1920 öncesinde Freud, mazoşizmi libidonun sadistik yönünün bir değişkesi (vicissitude) olarak (ve dolayısıyla haz ilkesiyle uyumlu biçimde işleyen bir olgu olarak) kavramsallaştırıyordu. “Haz İlkesinin Ötesinde”de (Beyond the Plea sure Principle) Freud (1920a), haz ilkesinin dışında işleyen ve birincil mazoşizmle (primary masochism) sonuçlanan bir ölüm dürtüsü (death drive) öne sürdü.

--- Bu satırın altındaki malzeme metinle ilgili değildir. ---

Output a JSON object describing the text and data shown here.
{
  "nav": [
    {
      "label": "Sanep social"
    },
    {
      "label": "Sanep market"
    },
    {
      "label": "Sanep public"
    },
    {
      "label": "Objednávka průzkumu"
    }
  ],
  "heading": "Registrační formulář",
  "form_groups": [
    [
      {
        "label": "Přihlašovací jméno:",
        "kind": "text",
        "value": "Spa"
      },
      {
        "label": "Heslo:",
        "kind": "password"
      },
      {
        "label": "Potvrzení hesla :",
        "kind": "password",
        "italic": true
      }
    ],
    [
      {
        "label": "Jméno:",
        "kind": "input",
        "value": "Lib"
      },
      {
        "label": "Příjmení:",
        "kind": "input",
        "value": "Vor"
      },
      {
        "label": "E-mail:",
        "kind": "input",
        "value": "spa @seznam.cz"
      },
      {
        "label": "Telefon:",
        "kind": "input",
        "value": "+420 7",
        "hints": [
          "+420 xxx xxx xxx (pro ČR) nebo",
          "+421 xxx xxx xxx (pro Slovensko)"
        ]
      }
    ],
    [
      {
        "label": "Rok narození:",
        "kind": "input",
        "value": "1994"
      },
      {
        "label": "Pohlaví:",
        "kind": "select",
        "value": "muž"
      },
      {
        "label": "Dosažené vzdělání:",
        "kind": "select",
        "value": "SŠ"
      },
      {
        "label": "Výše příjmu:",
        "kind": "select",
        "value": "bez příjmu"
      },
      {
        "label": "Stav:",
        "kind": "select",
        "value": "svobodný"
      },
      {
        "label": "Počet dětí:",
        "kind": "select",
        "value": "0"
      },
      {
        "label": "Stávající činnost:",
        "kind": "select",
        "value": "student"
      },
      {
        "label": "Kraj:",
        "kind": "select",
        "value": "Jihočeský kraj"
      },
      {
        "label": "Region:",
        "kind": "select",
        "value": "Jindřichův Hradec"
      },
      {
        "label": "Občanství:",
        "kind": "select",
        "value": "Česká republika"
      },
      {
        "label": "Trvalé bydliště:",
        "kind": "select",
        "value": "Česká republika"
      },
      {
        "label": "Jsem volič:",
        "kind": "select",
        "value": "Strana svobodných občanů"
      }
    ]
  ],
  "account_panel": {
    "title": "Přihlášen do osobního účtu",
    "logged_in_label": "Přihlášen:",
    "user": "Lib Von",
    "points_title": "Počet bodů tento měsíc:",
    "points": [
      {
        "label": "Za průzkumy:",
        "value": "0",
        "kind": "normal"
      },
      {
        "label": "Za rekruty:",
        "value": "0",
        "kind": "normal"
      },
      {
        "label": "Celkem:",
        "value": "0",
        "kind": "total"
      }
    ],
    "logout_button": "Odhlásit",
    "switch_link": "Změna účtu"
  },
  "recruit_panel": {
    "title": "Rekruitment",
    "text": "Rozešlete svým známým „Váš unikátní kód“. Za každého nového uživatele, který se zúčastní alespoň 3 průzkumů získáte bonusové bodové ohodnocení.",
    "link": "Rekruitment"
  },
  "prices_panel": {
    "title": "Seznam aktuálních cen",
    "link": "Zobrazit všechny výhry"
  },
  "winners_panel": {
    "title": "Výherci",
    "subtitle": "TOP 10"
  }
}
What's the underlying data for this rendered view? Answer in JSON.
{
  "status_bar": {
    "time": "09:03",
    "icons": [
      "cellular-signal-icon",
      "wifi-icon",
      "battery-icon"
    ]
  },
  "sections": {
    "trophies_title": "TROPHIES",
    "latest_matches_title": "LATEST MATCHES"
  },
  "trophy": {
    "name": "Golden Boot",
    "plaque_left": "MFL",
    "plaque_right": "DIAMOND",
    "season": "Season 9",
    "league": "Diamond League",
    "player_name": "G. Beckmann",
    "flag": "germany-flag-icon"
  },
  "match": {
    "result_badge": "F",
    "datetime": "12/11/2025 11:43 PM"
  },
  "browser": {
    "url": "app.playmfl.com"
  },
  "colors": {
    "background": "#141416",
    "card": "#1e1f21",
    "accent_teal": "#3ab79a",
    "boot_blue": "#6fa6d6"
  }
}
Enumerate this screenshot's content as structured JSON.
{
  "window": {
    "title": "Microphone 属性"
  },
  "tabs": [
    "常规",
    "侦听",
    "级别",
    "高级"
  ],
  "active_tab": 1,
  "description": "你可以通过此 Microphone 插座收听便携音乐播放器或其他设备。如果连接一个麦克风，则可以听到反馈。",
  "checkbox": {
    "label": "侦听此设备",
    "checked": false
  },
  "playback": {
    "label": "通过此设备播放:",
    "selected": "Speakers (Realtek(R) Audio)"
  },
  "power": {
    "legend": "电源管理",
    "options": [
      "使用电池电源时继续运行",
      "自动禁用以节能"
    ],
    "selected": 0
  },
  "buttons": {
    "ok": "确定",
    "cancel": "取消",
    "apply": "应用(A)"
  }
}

Bu formülasyond sadizm, artık dışa yöneltilmiş mazoşizmden türeyen ikincil bir olgu hâline gelmiştir. Daha ileri bir dolanımda, sadizm benliğe yöneltilerek ikincil mazoşizmi (secondary masochism) ortaya çıkarabilir; bu da klinikte gözlenen acı arayıcı davranışların çoğunun kaynağını oluşturur. Son olarak Freud, konuya ilişkin en kapsamlı değerlendirmesi olan “Mazoşizmin Ekonomik Sorunu”nda (1924a) üç tür mazoşizm öne sürmüştür: 1) Birincil erotojenik/cinsel istek uyandıran mazoşizm (erotogenic masochism), diğer tüm türlerin temelini oluşturan ve ölüm dürtüsünün libido ile “kaynaşması” sonucunda ortaya çıkan türdür. 2) dişil mazoşizm (feminine masochism), hadım edilme ve kötü muamele görme yönündeki “pasif” ve “dişil” cinsel fantezileri benimseyen erkeklerde (ödipal korkulara karşı bir savunma olarak) tanımlanan türdür 3) ahlaki mazoşizm (moral masochism), mazoşizm kavramının dramatik bir genişlemesi olup “bilinçdışı suçluluk duygusu” ve “cezalandırılma gereksinimi”nden kaynaklanan, görünüşte cinsel olmayan, kendini engelleyici davranışları tanımlayan türdür.” Klinik durumda, ahlaki mazoşizm “negatif terapötik tepki (negative therapeutic reaction)” biçiminde ortaya çıkabilir. Neredeyse tüm analistler mazoşizmin açıklaması olarak Freud’un ölüm dürtüsü kavramını reddetmiş olsalar da, onun ahlaki mazoşizm kavramı cinsel olmayan psişik mazoşizmin sonraki tüm incelemelerine kapı açmıştır.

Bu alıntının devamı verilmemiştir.